Not many young people nowadays remember that "President's Day" was in fact a holiday established to specially acknowledge George Washington, on his birthday. The holiday was initially established in 1885 by a bill signed by President Chester Arthur, which stated that February 22nd, Washington's Birthday, will be a federal government holiday.
Nevertheless, as with a lot of things to do with Washington, things were not so basic. Washington's Birthday was essentially on February 11th, but that was according to the Julian calendar. That being said, Britain subsequently changed to the Gregorian calendar, which in turn shifted everything ahead 11 days. Eventually, Abraham Lincoln was elected president and turned out to become a president as noteworthy and served as much of a driver to the nation as Washington did. His birthday was February 12th, and several states began to celebrate that date as a holiday.
The Birth of President's Day
Years later, in 1968, legislators decided that it would be a lot easier to commemorate the holidays if they were on Monday so that workers might have a three day weekend rather than having a broken week in the middle of the week. This bill moved each of the holidays to Monday, so Presidents Day lies the third Monday in February. This legal holiday is often referred to as "President's Day," in tribute of both Washington and Lincoln, yet the official title continues being "Washington's Birthday.".
In order to establish the solitary legal holiday more inclusive of both Presidents, Congress considered a bill to rename it as President's Day. Congress turned down the bill. A few in Congress would like to make the national holiday more comprehensive of not only Lincoln, but all Presidents who served our country. However when it boils down to it, the original intent of the holiday was to honor the very first significant and great President who had one of the largest roles in founding this country and establishing the Constitution that we hold so dear. Washington merits to be recognized as the most important leader the United States have ever had.

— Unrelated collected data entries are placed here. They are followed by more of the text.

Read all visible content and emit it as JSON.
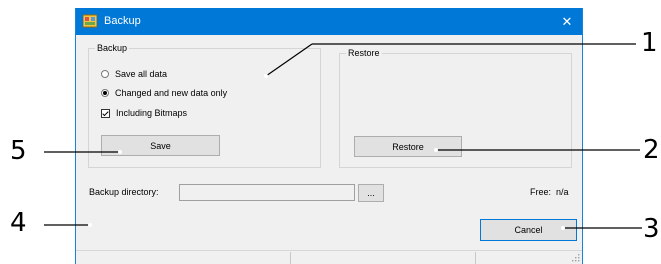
{
  "window": {
    "title": "Backup",
    "close_glyph": "✕",
    "icon": "backup-app-icon"
  },
  "backup_group": {
    "legend": "Backup",
    "options": [
      {
        "label": "Save all data",
        "checked": false
      },
      {
        "label": "Changed and new data only",
        "checked": true
      }
    ],
    "include_bitmaps": {
      "label": "Including Bitmaps",
      "checked": true
    },
    "save_label": "Save"
  },
  "restore_group": {
    "legend": "Restore",
    "restore_label": "Restore"
  },
  "directory": {
    "label": "Backup directory:",
    "value": "",
    "browse_label": "...",
    "free_label": "Free:",
    "free_value": "n/a"
  },
  "cancel_label": "Cancel",
  "callouts": [
    "1",
    "2",
    "3",
    "4",
    "5"
  ],
  "colors": {
    "titlebar": "#0078d7",
    "window_bg": "#f0f0f0",
    "default_button_border": "#0078d7"
  }
}
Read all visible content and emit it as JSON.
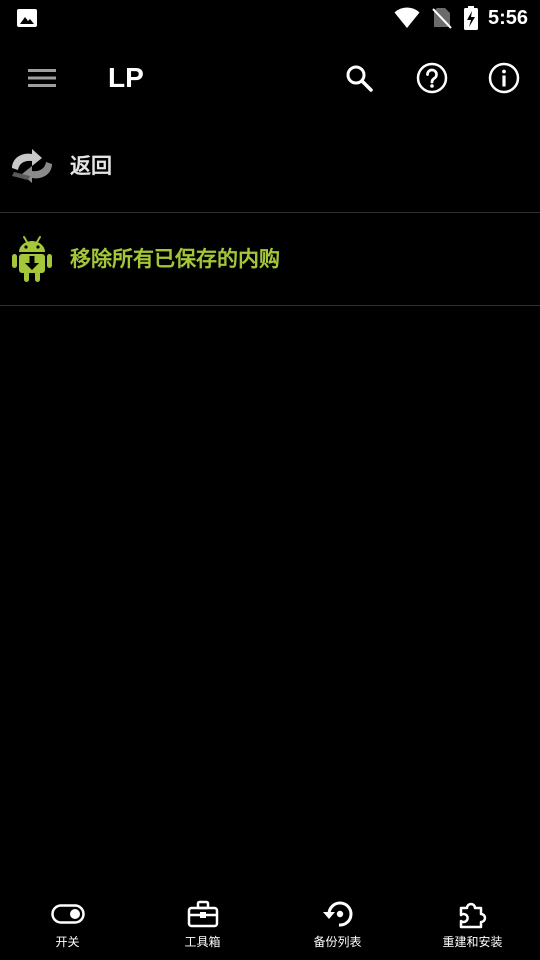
{
  "status_bar": {
    "time": "5:56",
    "icons": [
      "gallery-icon",
      "wifi-icon",
      "no-sim-icon",
      "battery-charging-icon"
    ]
  },
  "app_bar": {
    "title": "LP",
    "icons": [
      "menu-icon",
      "search-icon",
      "help-icon",
      "info-icon"
    ]
  },
  "list": {
    "items": [
      {
        "label": "返回",
        "icon": "back-arrows-icon"
      },
      {
        "label": "移除所有已保存的内购",
        "icon": "android-download-icon"
      }
    ]
  },
  "bottom_nav": {
    "items": [
      {
        "label": "开关",
        "icon": "toggle-icon"
      },
      {
        "label": "工具箱",
        "icon": "toolbox-icon"
      },
      {
        "label": "备份列表",
        "icon": "restore-icon"
      },
      {
        "label": "重建和安装",
        "icon": "puzzle-icon"
      }
    ]
  },
  "colors": {
    "background": "#000000",
    "accent_green": "#a4c639",
    "text": "#ffffff",
    "divider": "#2e2e2e"
  }
}
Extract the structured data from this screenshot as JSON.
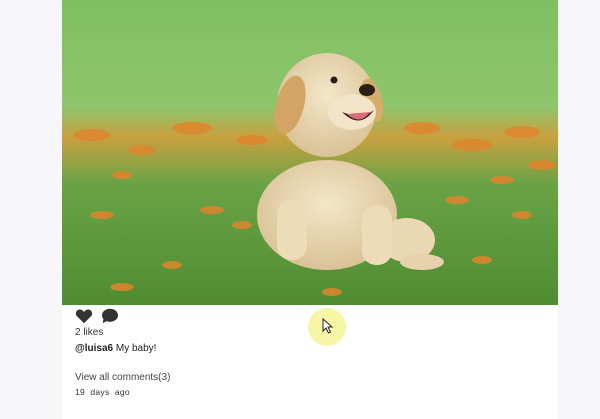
{
  "post": {
    "image_description_icon": "puppy-photo",
    "likes_text": "2 likes",
    "username": "@luisa6",
    "caption": "My baby!",
    "view_comments": "View all comments(3)",
    "timestamp": "19  days  ago"
  },
  "icons": {
    "like": "heart-icon",
    "comment": "comment-icon",
    "cursor": "mouse-pointer-icon"
  },
  "colors": {
    "icon": "#333333",
    "cursor_highlight": "#f5f596"
  }
}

What Exactly Does President's Day Represent to Americans?
Should you ask most Americans about President's Day, they'll likely tell you that it is among the very best shopping days of the year. Merchants give some of the steepest discounts of the year as they switch over from winter stock to spring goods. Stores hope to tidy up floor space for the new products, and getting rid of the remaining winter goods are their optimum goal. Occasionally the priority is so high that sales are considerably shocking.
Regretfully, this process has resulted in the legal holiday, which was designed to recognize President Washington and President Lincoln, to emerge as a highly commercial holiday, much like Christmas has become. It seems regrettable that most Americans do not recognize the significance of the day, the history behind it, and the history behind the men for which it was created.
Ways to Commemorate President's Day.
That's not just to say that you shouldn't indulge in a very good day of rock-bottom bargains at your local business. But mainly, mothers and fathers should devote the day with their kids, enlightening them about Washington's history and the history of the birth of our country. Parents should enjoy activities with their children that reflect on what it means to become a U.S. President, and exactly what sort of struggles and tribulations George Washington encountered during his time as a young child, his time on the field of battles of our young nation, and his time as a leader of this great nation.